3.5 N transporters and glutamate receptors were differentially
altered in the leaf and
SAM
Since the N distribution showed dramatic change, we specifically
screened for the N metabolism-related gene expression in the
transcriptome profile. Of the 210 N-related genes, 164 had expression
(FPKM>0.1). Among them, 158 genes were significantly
impacted by the tissue type, 109 genes were affected by N application
rate, and 94 were altered by [CO2] (Table S2).
Apparently, eCO2 exerted a less influential effect to
this specific category of genes than the N application.

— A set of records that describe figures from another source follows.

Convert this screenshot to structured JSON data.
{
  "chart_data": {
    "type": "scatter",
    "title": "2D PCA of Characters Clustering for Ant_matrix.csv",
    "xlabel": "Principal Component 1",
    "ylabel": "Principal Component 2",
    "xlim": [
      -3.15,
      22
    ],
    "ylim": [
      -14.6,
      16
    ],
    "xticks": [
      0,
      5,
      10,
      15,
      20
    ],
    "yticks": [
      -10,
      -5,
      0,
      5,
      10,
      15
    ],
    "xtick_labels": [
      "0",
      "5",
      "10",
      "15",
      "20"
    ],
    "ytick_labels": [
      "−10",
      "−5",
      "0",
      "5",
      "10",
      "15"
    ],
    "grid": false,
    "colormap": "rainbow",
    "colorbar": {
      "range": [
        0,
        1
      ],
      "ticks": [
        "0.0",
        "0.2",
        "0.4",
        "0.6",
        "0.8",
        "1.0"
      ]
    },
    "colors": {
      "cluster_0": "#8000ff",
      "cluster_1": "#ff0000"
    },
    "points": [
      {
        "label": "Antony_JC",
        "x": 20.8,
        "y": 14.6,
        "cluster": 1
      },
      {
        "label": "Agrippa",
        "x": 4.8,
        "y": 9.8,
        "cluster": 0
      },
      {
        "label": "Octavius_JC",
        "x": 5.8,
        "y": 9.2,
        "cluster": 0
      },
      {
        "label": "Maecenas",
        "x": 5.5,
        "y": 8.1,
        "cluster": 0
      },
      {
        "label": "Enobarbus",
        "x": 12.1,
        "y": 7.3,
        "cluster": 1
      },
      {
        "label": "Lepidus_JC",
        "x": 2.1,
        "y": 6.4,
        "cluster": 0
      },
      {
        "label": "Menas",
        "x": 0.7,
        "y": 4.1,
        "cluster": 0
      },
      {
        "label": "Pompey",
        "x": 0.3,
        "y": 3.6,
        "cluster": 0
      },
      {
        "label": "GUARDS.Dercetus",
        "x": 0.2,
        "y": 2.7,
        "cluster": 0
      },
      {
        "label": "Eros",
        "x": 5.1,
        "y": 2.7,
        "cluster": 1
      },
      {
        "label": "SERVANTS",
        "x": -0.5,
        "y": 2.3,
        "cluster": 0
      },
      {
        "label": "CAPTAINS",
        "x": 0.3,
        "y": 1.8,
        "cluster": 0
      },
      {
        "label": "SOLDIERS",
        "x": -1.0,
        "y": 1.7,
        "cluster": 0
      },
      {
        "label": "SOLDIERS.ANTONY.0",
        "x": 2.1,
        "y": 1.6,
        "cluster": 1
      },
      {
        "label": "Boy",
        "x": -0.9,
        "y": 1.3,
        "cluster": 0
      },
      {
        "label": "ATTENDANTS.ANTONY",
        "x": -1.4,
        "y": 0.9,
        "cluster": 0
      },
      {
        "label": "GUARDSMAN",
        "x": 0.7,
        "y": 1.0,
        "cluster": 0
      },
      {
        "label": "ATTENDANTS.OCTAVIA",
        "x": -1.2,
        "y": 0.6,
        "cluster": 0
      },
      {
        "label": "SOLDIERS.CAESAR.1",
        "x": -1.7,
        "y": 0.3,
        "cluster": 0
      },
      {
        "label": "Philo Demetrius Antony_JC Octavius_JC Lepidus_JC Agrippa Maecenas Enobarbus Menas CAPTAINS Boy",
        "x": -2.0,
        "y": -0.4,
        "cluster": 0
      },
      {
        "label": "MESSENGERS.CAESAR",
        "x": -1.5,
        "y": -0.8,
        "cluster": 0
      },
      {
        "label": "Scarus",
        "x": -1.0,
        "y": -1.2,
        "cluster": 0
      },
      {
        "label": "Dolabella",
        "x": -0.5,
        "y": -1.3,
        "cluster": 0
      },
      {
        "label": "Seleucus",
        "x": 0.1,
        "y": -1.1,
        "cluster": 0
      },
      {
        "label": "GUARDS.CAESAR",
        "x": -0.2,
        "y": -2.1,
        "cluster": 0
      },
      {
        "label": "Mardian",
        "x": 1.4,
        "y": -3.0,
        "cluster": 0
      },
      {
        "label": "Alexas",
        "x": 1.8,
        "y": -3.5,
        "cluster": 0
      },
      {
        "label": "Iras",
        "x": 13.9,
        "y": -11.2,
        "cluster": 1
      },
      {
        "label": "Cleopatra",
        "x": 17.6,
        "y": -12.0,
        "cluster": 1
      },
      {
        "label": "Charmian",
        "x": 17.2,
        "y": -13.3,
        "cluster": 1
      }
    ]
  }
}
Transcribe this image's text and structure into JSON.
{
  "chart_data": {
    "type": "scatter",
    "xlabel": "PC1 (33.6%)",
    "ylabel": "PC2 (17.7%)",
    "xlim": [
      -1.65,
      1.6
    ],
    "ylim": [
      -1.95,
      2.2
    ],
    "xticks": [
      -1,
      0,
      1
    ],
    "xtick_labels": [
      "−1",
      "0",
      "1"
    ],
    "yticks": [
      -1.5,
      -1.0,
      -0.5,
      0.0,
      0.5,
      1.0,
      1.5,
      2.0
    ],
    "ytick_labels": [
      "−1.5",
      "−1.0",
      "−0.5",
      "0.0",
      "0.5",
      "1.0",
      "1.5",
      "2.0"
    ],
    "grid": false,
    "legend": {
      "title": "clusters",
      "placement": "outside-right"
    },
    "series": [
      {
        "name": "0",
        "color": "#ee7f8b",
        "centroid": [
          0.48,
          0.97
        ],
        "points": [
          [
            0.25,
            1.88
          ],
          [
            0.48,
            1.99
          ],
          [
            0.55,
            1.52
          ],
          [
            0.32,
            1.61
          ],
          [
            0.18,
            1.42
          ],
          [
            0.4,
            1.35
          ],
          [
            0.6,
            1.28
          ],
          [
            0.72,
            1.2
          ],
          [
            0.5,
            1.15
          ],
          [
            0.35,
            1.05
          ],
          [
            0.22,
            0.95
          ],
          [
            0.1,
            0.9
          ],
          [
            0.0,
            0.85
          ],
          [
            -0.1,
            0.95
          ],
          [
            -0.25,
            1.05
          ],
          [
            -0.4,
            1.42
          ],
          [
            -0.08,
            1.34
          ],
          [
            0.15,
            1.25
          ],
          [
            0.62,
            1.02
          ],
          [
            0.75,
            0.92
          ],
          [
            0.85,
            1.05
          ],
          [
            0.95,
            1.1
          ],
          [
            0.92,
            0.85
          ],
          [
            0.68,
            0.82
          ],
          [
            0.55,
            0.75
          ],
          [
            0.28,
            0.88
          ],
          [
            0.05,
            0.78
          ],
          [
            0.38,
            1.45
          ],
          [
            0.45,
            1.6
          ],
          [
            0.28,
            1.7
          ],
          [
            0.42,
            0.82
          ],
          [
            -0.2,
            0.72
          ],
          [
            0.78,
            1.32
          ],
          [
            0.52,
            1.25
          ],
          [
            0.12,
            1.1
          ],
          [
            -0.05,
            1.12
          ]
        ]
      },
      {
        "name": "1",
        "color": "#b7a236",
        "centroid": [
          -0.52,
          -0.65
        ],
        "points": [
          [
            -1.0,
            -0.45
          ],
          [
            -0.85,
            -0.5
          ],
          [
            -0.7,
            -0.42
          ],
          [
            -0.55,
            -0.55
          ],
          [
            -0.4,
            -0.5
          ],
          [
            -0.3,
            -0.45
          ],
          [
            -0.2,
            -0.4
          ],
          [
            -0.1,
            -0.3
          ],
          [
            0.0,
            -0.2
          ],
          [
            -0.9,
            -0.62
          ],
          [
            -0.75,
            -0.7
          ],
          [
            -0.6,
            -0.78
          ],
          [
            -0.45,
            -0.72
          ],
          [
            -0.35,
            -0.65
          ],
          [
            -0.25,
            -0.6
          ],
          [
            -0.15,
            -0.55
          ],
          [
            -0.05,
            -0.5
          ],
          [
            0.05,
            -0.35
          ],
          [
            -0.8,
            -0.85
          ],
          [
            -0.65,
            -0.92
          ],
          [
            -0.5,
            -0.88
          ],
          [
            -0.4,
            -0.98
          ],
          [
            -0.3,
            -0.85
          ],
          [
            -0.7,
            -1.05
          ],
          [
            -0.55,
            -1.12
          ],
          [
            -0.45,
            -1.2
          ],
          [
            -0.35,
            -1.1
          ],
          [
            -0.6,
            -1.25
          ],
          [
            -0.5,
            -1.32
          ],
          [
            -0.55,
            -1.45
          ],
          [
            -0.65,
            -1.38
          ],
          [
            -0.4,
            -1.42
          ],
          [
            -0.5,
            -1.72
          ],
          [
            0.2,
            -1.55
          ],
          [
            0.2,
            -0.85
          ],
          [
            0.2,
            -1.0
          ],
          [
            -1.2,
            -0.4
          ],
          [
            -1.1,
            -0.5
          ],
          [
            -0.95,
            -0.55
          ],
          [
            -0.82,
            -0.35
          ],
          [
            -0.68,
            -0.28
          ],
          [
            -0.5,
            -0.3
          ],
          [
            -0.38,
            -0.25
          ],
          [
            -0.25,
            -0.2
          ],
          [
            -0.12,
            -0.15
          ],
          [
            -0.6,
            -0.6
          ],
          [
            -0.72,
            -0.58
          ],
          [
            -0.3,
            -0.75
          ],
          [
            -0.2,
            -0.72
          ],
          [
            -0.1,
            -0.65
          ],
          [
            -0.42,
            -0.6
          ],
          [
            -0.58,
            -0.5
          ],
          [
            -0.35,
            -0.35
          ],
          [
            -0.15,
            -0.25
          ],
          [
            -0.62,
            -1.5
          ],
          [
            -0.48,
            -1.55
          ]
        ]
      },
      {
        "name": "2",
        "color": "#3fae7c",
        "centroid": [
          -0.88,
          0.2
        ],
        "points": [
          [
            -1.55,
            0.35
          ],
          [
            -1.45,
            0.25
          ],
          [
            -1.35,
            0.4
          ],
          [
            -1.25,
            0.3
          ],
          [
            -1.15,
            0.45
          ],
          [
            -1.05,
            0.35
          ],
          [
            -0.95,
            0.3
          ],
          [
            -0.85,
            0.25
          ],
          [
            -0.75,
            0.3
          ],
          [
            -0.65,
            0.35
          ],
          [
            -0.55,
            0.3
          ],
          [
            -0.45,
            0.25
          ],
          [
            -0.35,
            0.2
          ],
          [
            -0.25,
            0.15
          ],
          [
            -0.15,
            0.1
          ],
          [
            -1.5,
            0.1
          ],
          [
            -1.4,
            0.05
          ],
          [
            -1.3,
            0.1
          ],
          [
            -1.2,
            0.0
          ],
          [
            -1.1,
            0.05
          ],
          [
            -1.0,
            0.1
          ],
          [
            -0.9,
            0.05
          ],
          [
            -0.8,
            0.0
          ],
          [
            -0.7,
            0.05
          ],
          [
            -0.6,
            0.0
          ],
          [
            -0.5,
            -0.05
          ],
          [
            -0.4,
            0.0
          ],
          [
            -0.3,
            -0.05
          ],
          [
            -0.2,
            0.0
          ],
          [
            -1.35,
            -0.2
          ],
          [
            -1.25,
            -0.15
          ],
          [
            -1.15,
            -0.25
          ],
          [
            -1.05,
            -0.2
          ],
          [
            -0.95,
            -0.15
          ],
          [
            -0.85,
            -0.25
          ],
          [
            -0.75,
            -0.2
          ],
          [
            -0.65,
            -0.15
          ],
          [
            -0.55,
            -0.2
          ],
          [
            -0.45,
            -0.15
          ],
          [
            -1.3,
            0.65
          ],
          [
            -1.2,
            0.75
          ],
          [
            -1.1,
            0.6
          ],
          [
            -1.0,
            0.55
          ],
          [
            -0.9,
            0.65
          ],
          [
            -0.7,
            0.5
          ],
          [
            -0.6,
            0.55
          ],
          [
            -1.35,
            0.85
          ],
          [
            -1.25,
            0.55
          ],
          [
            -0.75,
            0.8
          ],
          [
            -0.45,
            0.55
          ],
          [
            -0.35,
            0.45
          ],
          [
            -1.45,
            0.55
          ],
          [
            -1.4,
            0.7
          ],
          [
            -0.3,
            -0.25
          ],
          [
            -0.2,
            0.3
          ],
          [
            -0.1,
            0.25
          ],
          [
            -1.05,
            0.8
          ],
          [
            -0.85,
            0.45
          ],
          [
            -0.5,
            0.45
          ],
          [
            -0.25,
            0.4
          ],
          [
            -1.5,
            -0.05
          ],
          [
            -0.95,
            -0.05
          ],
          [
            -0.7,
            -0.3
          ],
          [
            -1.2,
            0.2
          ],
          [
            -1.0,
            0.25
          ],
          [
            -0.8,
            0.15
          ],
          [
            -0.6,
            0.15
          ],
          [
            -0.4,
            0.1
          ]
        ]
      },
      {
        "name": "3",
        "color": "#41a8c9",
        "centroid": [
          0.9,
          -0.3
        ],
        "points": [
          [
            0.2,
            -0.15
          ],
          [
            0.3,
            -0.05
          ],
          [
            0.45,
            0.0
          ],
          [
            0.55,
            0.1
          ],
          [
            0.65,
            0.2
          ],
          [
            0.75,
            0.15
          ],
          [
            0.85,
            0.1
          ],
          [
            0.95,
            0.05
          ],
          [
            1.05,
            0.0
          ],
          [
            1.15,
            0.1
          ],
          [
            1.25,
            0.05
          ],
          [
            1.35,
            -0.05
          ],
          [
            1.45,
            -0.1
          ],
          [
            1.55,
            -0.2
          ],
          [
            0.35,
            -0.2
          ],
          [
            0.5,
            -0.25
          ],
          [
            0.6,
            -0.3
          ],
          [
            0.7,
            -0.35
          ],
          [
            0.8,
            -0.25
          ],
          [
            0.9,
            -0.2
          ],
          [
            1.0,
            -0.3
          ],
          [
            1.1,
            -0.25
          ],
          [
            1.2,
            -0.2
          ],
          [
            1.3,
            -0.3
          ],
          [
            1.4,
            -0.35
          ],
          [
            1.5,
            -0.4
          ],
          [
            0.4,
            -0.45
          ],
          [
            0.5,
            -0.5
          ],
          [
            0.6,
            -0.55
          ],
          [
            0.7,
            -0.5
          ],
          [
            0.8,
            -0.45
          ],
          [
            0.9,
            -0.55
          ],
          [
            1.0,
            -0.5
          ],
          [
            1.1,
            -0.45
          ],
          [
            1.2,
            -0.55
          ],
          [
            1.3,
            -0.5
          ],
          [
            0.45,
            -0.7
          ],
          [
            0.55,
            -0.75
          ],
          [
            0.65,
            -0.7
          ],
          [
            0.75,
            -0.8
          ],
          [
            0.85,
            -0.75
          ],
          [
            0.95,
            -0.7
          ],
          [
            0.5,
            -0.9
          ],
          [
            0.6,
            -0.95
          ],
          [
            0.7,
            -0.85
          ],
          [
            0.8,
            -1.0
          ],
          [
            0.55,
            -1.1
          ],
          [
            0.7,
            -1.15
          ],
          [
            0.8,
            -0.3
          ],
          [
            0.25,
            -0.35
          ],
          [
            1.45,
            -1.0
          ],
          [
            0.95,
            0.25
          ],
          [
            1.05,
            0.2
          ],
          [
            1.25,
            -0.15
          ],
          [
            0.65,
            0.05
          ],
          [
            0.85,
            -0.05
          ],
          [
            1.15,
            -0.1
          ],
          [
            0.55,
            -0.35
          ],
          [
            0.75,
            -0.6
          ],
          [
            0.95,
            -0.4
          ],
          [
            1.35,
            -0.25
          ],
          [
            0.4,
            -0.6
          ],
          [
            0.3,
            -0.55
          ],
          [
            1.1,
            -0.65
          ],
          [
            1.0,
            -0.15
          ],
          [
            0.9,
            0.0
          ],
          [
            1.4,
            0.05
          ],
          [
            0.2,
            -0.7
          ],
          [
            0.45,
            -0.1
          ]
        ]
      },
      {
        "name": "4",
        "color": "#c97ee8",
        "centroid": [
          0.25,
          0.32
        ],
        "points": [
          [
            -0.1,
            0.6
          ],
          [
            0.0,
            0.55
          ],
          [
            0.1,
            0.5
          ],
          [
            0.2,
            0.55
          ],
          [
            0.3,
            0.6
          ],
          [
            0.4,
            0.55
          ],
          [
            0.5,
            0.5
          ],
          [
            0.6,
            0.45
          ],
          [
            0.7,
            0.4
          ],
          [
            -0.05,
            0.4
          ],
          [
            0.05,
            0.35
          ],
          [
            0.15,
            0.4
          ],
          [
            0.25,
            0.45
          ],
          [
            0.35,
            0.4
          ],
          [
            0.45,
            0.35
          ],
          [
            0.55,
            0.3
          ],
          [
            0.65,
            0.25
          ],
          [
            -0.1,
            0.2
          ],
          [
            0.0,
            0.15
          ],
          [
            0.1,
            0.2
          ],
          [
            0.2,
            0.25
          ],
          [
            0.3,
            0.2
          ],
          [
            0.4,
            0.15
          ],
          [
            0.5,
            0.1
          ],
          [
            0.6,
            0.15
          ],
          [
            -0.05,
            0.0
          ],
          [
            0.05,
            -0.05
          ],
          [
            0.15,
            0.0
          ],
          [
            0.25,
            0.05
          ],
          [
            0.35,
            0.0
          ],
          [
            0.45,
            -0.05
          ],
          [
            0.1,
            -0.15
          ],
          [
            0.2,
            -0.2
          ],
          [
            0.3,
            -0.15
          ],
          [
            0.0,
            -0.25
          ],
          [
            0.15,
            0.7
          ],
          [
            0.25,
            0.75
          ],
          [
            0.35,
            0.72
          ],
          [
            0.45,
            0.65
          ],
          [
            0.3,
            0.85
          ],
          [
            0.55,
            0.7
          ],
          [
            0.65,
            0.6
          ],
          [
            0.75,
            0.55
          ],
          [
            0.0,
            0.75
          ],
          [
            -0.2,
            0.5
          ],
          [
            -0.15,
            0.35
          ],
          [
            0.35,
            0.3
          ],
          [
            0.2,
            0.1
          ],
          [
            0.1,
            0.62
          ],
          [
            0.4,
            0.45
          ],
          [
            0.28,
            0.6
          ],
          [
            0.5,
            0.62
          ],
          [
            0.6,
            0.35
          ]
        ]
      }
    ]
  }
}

Further
ascribing the putative functions of those being significantly affected
by [CO2] had revealed that 20 of the 94 (21.3%)
were glutamate receptors and nitrate or ammonium transporters. In
contrast, only seven of 70 (10%) CO2 non-responsive
genes belonged to these groups. It seems that more N metabolite
receptors and transporters were specifically altered by
eCO2, suggesting that N redistribution/reallocation may
become more active under the eCO2. Among them, nine genes displayed
contrasting induction and suppression changes between the leaf and SAM
(Fig. 5). They were putative major facilitator family transporter
(NRT2.3a/b, LOC_Os01g50820, Fig. 5A), ammonium transporters
(LOC_Os01g61510, LOC_Os02g34580, and LOC_Os03g62200, Fig. 5B-D), high
affinity nitrate transporter (LOC_Os04g40410, Fig. 5E) and peptide
transporter PTR2 (NRT1.1a/b, LOC_Os10g40600, Fig. 5F). The others were
all putative glutamate receptors (LOC_Os06g08910, LOC_Os09g26144, and
LOC_Os09g26160, Fig. 5G-H). These genes were likely the critical
contributor to the change of N distribution among organs in the
eCO2 adaptation process in rice plant.